Enough posts from me this year

I live in a remote area. Our cell coverage is spotty on a good day. We do have reliable wifi. Generally we use one the free messaging apps to text amongst outselves. We let the landline go a few years ago.
I don’t even try to call people from my house. Email or messaging is the only way it’s reliable.
I am waiting for them to ask me if they can put a cell tower in my yard. Yes, yes you can.

I may be over simplifying this, but the one thing that came to mind just happened to my young daughter, who is new to the cell phone world. When we went on vacation, (out of our local area code), she couldn’t make calls to anyone. It turned out that she had not entered the area code into any of her contacts.

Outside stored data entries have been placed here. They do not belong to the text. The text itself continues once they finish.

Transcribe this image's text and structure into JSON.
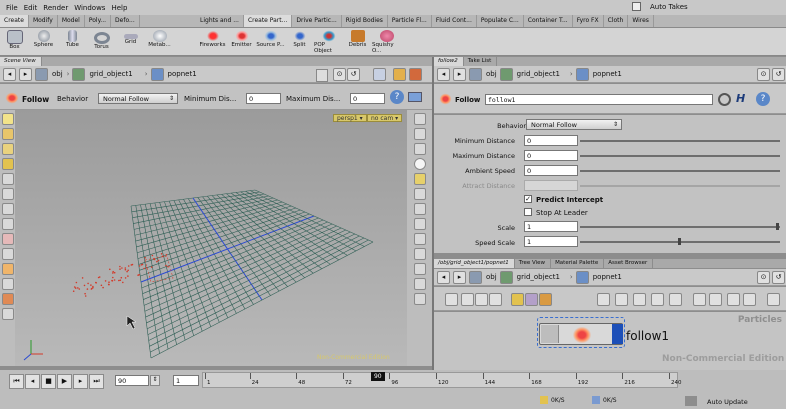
{
  "menubar": {
    "items": [
      "File",
      "Edit",
      "Render",
      "Windows",
      "Help"
    ],
    "auto_takes": "Auto Takes"
  },
  "shelf": {
    "left_tabs": [
      "Create",
      "Modify",
      "Model",
      "Poly...",
      "Defo..."
    ],
    "right_tabs": [
      "Lights and ...",
      "Create Part...",
      "Drive Partic...",
      "Rigid Bodies",
      "Particle Fl...",
      "Fluid Cont...",
      "Populate C...",
      "Container T...",
      "Fyro FX",
      "Cloth",
      "Wires"
    ],
    "left_tools": [
      "Box",
      "Sphere",
      "Tube",
      "Torus",
      "Grid",
      "Metab..."
    ],
    "right_tools": [
      "Fireworks",
      "Emitter",
      "Source P...",
      "Split",
      "POP Object",
      "Debris",
      "Squishy O..."
    ]
  },
  "scene_view": {
    "tab": "Scene View",
    "path": [
      "obj",
      "grid_object1",
      "popnet1"
    ],
    "op_name": "Follow",
    "behavior_label": "Behavior",
    "behavior_value": "Normal Follow",
    "min_dist_label": "Minimum Dis...",
    "min_dist_value": "0",
    "max_dist_label": "Maximum Dis...",
    "max_dist_value": "0",
    "persp": "persp1 ▾",
    "cam": "no cam ▾",
    "watermark": "Non-Commercial Edition"
  },
  "params": {
    "tabs": [
      "follow2",
      "Take List"
    ],
    "path": [
      "obj",
      "grid_object1",
      "popnet1"
    ],
    "op_type": "Follow",
    "op_name": "follow1",
    "behavior_label": "Behavior",
    "behavior_value": "Normal Follow",
    "rows": [
      {
        "label": "Minimum Distance",
        "value": "0"
      },
      {
        "label": "Maximum Distance",
        "value": "0"
      },
      {
        "label": "Ambient Speed",
        "value": "0"
      },
      {
        "label": "Attract Distance",
        "value": ""
      }
    ],
    "predict_intercept": "Predict Intercept",
    "stop_at_leader": "Stop At Leader",
    "scale_label": "Scale",
    "scale_value": "1",
    "speed_scale_label": "Speed Scale",
    "speed_scale_value": "1"
  },
  "network": {
    "tabs": [
      "/obj/grid_object1/popnet1",
      "Tree View",
      "Material Palette",
      "Asset Browser"
    ],
    "path": [
      "obj",
      "grid_object1",
      "popnet1"
    ],
    "context": "Particles",
    "node_name": "follow1",
    "watermark": "Non-Commercial Edition"
  },
  "timeline": {
    "frame": "90",
    "start": "1",
    "ticks": [
      "1",
      "24",
      "48",
      "72",
      "96",
      "120",
      "144",
      "168",
      "192",
      "216",
      "240"
    ],
    "current_marker": "90",
    "status1": "0K/S",
    "status2": "0K/S",
    "auto_update": "Auto Update"
  },
  "colors": {
    "accent_blue": "#1c4fb8",
    "viewport_grid": "#2f5f55",
    "particles": "#d23a2a"
  }
}
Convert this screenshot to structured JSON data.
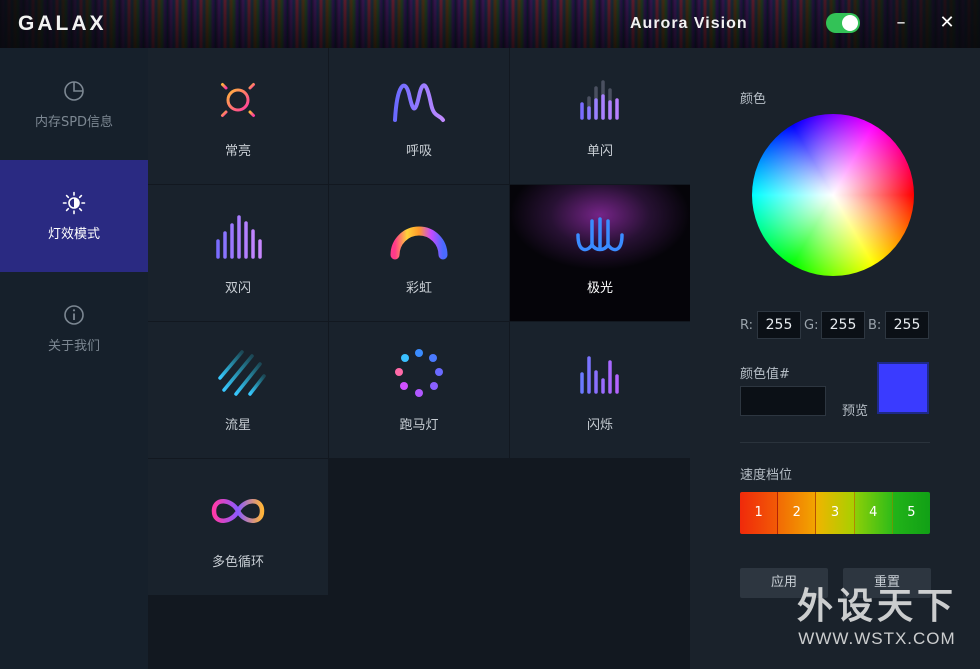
{
  "header": {
    "logo": "GALAX",
    "brand": "Aurora Vision",
    "toggle_on": true,
    "minimize_icon": "minimize-icon",
    "close_icon": "close-icon",
    "toggle_color": "#33c257"
  },
  "sidebar": {
    "items": [
      {
        "label": "内存SPD信息",
        "icon": "pie-chart-icon",
        "active": false
      },
      {
        "label": "灯效模式",
        "icon": "brightness-icon",
        "active": true
      },
      {
        "label": "关于我们",
        "icon": "info-icon",
        "active": false
      }
    ],
    "active_color": "#2a2a82"
  },
  "modes": [
    {
      "label": "常亮",
      "icon": "sun-icon"
    },
    {
      "label": "呼吸",
      "icon": "wave-icon"
    },
    {
      "label": "单闪",
      "icon": "bars-icon"
    },
    {
      "label": "双闪",
      "icon": "double-bars-icon"
    },
    {
      "label": "彩虹",
      "icon": "rainbow-icon"
    },
    {
      "label": "极光",
      "icon": "aurora-icon",
      "selected": true
    },
    {
      "label": "流星",
      "icon": "meteor-icon"
    },
    {
      "label": "跑马灯",
      "icon": "dots-ring-icon"
    },
    {
      "label": "闪烁",
      "icon": "flicker-bars-icon"
    },
    {
      "label": "多色循环",
      "icon": "infinity-icon"
    }
  ],
  "panel": {
    "color_label": "颜色",
    "r_label": "R:",
    "g_label": "G:",
    "b_label": "B:",
    "r": "255",
    "g": "255",
    "b": "255",
    "hex_label": "颜色值#",
    "hex_value": "",
    "preview_label": "预览",
    "preview_color": "#3a3bff",
    "speed_label": "速度档位",
    "speed_levels": [
      "1",
      "2",
      "3",
      "4",
      "5"
    ],
    "speed_colors": [
      "#f0300a",
      "#f2a000",
      "#b8d000",
      "#3cc21a",
      "#13a516"
    ],
    "apply_label": "应用",
    "reset_label": "重置"
  },
  "watermark": {
    "line1": "外设天下",
    "line2": "WWW.WSTX.COM"
  }
}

Once she put in the area code, it worked fine.

It’s a shot in the dark, but it would be easy to check.

This falls into user error category. But I would guess this might be the possible answer.

seal_cleaner can call their daughter and then add Verizon onto a 3-way call. Almost every cell phone plan in the US includes 3-way calling at no extra charge.

Yea, well anything is possible. She could go online and contact Verizon. She could borrow her roommates phone. She could use a phone at work. Go next door. But no she told her parents in another state. Maybe she was just being willful and didn’t call in a timely manner, so they called her. Who knows?
ETA My kids have used the excuse of phone malfunction or dead battery.